Most often with the help of "stuffed" contested the theory of evolution - distorting it, or simply excluding from it important components. Let's say her opponents ask the question: "If a person is descended from monkeys, then why do monkeys still exist?" - implying that the evolution of the organism cancels all previous steps. This question cannot be answered. Several substitutions take place at once: that evolution has ended, that man evolved from modern monkeys, finally, that evolution occurs linearly - and when one animal evolves from another, the previous step simply disappears.

This logical trick is based on a Texas arrow story that shot a revolver at a barn wall, and then walked over to it and painted around the bullet holes of the target - so that everything looked as if it hit the target every time. This is often used in hypotheses. According to the rules of the scientific method, you first need to put forward a hypothesis, and then collect data to test it - and not adjust your hypothesis to the already existing data so that it seems plausible.

Example:

"Texas shooter" is most often used in favor of the idea that the world was created by some reasonable creator. Proponents of this idea declare that the chances that a protein molecule appeared "accidentally", or cells appeared "accidentally", or even that the Universe appeared "accidentally" are incredibly small - which means our world was created by someone. This argument simply uses our world (that is, data) in order to derive a convenient hypothesis from it, but it is also erroneous because there is nothing accidental in the world: the processes of physics, chemistry and biology are extremely orderly.

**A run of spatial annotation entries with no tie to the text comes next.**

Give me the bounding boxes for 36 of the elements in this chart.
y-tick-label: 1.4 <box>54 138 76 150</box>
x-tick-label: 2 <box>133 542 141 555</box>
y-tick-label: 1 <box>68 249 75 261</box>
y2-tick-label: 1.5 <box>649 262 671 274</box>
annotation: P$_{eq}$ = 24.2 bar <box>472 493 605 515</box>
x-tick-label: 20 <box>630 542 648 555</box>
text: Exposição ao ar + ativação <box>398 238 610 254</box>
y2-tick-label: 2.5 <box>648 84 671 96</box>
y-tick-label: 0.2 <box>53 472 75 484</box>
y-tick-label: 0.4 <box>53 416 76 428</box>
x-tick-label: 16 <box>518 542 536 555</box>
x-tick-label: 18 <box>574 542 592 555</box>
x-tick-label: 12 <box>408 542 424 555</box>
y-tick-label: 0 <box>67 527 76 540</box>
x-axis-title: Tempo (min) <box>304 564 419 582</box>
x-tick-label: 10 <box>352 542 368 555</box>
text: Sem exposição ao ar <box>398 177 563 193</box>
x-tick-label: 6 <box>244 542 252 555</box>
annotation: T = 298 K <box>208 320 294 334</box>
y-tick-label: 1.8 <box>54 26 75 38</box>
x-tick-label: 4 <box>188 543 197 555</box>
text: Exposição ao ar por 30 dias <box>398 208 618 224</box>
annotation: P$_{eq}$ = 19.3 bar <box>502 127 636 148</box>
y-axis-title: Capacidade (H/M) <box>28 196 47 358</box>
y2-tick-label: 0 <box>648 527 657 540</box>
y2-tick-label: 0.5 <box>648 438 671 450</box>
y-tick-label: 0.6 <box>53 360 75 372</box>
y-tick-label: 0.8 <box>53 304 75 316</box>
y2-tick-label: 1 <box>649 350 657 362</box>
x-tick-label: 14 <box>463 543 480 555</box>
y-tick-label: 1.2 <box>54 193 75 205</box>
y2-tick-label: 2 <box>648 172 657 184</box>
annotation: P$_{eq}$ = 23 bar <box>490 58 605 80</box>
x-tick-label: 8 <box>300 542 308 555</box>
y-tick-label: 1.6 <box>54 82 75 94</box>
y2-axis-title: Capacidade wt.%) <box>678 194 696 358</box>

Finally, we recall that all these errors are not given so that you can win in any dispute - but in order to follow your own reasoning. The last error is derived from all listed. The proof of the error is when you conclude that the idea is false because there is some kind of error in the argument in its favor. Although in fact the idea may still be correct - at least by pure chance. For example, this is the argument: “In the world there are only redheads and brunettes. Ilon Musk is not redhead, respectively, he is black”. There is a logical error (false dichotomy), but the conclusion from it is still made correct.

Example:

It is best to illustrate this mistake not with an anti-scientific example, but rather with an anti-religious one. Despite the fact that the existence of God is most often derived from the "Texas shooter", it is impossible to conclude from this error alone that God does not exist, although many atheists do just that.

Material was first published on Look At Me

Photo: gold36 - stock.adobe.com, Nikola Spasenoski - stock.adobe.com, Alisa - stock.adobe.com, mtsaride - stock.adobe.com, CE Photography - stock.adobe.com, tatajantra - stock.adobe.com, onairjiw - stock.adobe.com, Natika - stock.adobe.com, Norman Chan - stock.adobe.com

Watch the video: "Earth Democracy" with Vandana Shiva, PhD (May 2024).